Following extensive lobbying by not only financial institutions and intermediaries, but also by EU governments, the EU Commission has published a proposal for an extension of the reporting deadlines in relation to both the CRS and DAC 6 reporting regimes. The proposals are in the form of an amendment to the Directive on Administrative Co-operation and so will need EU Council approval. This is likely to be forthcoming notwithstanding that certain member states were asking for longer extensions.
As regards CRS, the deadline for governments to report information submitted to them by financial institutions in relation to reportable financial accounts is extended to 31 December 2020. It is to be noted that this does not impact on the reporting deadlines for the financial institutions themselves although it is possible that governments may pass their own regulations to allow for that. It is also to be noted that these extensions would in the normal course only apply as between EU countries and so the deadlines for reporting financial accounts in relation to other jurisdictions may be unaffected.
As regards DAC 6, the deadlines have been extended by three months. This does not amount to a postponement of the DAC 6 implementation date of 1 July 2020, but an extension of reporting deadlines. The effect of this is that, whereas previously there were essentially two reporting timelines, now there will be three:
- The deadline for the reporting of cross-border arrangements whose first step of implementation occurred between 25 June 2018 and 1 July 2020 (the so-called transition period) is extended from 31 August 2020 to 30 November 2020.

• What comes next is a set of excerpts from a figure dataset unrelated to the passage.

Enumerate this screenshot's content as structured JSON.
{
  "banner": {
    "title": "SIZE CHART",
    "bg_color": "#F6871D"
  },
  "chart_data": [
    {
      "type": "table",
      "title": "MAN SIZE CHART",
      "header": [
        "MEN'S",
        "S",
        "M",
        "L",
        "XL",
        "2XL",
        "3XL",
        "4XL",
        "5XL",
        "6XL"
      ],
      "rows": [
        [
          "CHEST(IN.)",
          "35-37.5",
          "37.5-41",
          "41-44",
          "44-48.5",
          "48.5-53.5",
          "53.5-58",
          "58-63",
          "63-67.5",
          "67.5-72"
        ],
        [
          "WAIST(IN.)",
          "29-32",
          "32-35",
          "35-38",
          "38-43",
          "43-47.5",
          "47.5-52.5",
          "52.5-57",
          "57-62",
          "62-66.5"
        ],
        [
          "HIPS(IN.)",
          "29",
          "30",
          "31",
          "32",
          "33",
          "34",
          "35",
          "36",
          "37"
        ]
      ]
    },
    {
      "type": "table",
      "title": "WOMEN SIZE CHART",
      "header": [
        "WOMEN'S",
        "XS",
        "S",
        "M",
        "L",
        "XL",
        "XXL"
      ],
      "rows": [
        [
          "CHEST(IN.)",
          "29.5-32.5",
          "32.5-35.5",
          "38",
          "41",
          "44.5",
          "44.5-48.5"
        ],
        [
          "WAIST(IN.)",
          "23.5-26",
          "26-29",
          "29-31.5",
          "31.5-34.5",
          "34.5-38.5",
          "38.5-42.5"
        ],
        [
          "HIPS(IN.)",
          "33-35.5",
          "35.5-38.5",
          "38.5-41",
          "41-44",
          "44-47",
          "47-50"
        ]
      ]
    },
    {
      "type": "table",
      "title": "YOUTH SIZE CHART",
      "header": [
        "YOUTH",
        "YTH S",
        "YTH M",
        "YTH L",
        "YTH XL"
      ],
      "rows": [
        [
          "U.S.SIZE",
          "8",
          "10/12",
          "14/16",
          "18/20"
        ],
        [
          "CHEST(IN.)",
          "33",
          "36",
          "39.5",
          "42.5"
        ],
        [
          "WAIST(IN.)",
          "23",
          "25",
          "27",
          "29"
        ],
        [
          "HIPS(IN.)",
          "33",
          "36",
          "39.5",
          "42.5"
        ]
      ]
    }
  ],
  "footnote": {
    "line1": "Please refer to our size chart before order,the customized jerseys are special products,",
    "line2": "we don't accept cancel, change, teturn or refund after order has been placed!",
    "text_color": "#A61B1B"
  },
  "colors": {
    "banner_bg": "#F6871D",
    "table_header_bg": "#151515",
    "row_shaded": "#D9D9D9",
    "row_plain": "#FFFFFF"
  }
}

- The 30 day deadline for the reporting of cross-border arrangements whose first step of implementation occurs from 1 July 2020 onwards now distinguishes between two different situations:
- For those arrangements where under the old timelines the 30 day period would have started running between 30 June and 1 October 2020, the 30 day period starts running from 1 October 2020 (thus introducing a second transitional period); and
- For all other arrangements, the 30 day period will start running in the same way as before from 1 October 2020 onwards.
There is the possibility of a further three month extension if the EU Commission decides that it is justified by the continuation of exceptional circumstances of severe risks for public health caused by the COVID-19 pandemic and EU countries have to implement lockdown measures. Bearing in mind the de-confinement processes that have started across Europe, it would appear that it would require a reversal of those processes to bring into play the extra three months extension.
The EU Commission proposals are expected to be considered by the EU Council today. It is assumed that they will be accepted but this blog will provide updates if there are any material departures from the Commission proposals.